Market regulator SEBI on Thursday, March 21, released a framework for introducing the beta version of T+0 settlement, or same-day settlement, on an optional basis in addition to the existing T+1 settlement cycle.

The Securities and Exchange Board of India (SEBI) has implemented the framework in the equity cash segment for 25 scrips, initially targeting a limited set of brokers. All investors will be allowed to participate in this segment, with trading hours set between 9:15 am and 1:30 pm.

At the SEBI board meeting held on March 15, the regulator approved the launch of the beta version of the T+0 settlement, with effect from March 28.

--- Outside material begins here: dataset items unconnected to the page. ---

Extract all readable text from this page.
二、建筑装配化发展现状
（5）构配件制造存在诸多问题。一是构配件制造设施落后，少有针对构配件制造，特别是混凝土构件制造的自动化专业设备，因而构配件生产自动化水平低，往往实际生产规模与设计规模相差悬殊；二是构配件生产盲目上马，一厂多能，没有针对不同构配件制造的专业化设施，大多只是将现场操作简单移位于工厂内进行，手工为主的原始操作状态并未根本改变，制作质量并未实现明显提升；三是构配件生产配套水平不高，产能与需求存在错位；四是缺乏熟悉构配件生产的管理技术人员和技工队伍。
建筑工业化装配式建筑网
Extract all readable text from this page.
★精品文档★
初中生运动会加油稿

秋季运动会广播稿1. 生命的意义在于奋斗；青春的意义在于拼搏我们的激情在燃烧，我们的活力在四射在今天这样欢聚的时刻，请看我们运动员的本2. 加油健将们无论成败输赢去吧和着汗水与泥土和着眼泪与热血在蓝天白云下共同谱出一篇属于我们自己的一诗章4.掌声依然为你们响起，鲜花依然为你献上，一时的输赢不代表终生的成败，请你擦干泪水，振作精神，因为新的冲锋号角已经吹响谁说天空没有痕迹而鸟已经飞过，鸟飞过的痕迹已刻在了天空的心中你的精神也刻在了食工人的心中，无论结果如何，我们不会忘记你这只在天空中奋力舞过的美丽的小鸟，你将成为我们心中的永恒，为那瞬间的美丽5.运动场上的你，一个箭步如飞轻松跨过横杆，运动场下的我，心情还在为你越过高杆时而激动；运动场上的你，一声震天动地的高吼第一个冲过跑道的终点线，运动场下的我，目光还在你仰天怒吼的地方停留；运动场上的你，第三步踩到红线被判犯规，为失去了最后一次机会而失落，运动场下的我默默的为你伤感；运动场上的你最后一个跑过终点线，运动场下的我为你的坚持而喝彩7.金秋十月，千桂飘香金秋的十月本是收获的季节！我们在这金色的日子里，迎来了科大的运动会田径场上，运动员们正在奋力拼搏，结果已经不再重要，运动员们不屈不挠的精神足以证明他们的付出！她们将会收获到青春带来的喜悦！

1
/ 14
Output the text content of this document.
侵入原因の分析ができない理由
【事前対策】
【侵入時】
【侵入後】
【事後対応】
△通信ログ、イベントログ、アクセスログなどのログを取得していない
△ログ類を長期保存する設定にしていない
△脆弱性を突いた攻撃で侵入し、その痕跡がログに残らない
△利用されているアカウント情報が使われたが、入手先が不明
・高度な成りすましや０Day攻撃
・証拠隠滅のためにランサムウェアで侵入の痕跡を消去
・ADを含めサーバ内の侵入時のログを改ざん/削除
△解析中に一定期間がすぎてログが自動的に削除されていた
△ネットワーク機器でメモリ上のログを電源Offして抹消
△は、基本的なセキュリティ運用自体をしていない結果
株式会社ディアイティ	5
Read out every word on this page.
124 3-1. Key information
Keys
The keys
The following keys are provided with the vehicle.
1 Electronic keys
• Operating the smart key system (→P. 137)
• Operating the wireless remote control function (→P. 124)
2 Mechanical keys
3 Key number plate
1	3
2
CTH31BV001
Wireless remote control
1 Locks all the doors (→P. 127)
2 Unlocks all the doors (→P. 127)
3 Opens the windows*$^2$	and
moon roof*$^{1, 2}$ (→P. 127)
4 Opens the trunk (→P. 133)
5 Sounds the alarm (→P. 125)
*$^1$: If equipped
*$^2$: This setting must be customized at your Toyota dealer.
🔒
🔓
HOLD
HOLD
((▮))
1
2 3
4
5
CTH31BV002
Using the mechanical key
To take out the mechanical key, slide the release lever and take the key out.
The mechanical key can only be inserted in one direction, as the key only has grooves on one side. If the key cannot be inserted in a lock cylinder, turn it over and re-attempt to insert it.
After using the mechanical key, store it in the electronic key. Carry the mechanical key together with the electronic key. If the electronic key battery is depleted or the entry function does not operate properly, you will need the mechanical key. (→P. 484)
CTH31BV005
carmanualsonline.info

In a circular dated March 21, the market watchdog said that after detailed deliberations and approval of the regulatory body's board, "it has been decided to put in place a framework for the introduction of the Beta version of T+0 settlement cycle on an optional basis in addition to the existing T+1 settlement cycle in the equity cash market, for a limited set of 25 scrips and with a limited number of brokers".

The SEBI circular further said that there has been a significant evolution of technology, architecture, and capacity of market infrastructure institutions (MIIs), presenting opportunities for further advancement in clearing and settlement timelines.

It is noted that the country's depository ecosystem has visibility of individual client-level holdings in digital form. It can effect the immediate transfer of securities. Also, India's payments and settlements ecosystem has long allowed for the real-time transfer of funds.

On how it will help the entire settlement ecosystem, the regulator said the move to shorten the settlement cycle will facilitate cost and time efficiency. It will also help in bringing transparency in charges for investors. The move will strengthen risk management at clearing corporations, according to SEBI.